To prepare for the convention, commercial real estate has expanded and existing infrastructures got makeovers they otherwise might not have. Foxx said the city "bent over backwards" to ensure that economic opportunities were made available to small businesses and had a stated diversity goal.
"So many times, when a convention or big event happens in the city, the first people to get the work are the people who did the work before," said Foxx. "With this convention, we're trying to create more small businesses, more women-owned businesses, more minority businesses that gain the kind of experience that will allow them to raise their hands the next time an event like this happens."
Some benefits are already in evidence, and the mayor said businesses have begun "kicking the tires" in Charlotte and are considering it when thinking about relocating or expanding. But more important, he adds, the psychology of the residents has gotten a significant boost.
Foxx said the entire community joined the city on its journey of self-improvement, by working to reduce obesity, adopting sustainable practices in their daily personal and professional lives, and putting in place inclusive business practices.

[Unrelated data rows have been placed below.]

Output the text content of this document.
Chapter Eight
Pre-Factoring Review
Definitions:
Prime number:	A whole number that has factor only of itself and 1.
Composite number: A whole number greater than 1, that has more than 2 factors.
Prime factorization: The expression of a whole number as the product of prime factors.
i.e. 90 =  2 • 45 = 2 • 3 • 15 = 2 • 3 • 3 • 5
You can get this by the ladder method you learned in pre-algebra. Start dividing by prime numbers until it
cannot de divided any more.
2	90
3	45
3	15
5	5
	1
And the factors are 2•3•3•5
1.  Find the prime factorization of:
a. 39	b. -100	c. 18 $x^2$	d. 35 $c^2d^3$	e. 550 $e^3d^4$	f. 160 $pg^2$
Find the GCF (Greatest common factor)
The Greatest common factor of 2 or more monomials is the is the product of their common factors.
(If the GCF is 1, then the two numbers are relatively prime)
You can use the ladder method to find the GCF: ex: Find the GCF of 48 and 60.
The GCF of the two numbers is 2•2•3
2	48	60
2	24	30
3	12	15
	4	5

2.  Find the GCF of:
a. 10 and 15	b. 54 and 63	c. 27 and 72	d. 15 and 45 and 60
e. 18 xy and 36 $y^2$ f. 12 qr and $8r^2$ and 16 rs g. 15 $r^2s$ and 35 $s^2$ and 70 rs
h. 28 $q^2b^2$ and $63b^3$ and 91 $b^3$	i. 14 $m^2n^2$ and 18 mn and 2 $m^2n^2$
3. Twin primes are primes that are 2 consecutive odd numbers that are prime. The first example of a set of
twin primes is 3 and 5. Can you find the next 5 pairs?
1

In addition, thousands of young people were able to participate in the convention through internships and jobs. The city also hosted a kid's convention during which children were "interviewed" by the media and worked the teleprompter.
The goal, the mayor explained, was to "lift the ambitions of our young people by giving them a sense that they are connected to this event" as citizens and also get them thinking about new career paths.
Other lasting legacies of this week are new farmers' markets that were created to reduce food deserts and are accessible by public transportation. Charlotte is the first city in the Southeast to have a bicycle share program, and it is working to expand its recycling capabilities in the central business district.
The story that people will be telling about Charlotte, Foxx said, "is we work together; we solve problems; we keep building."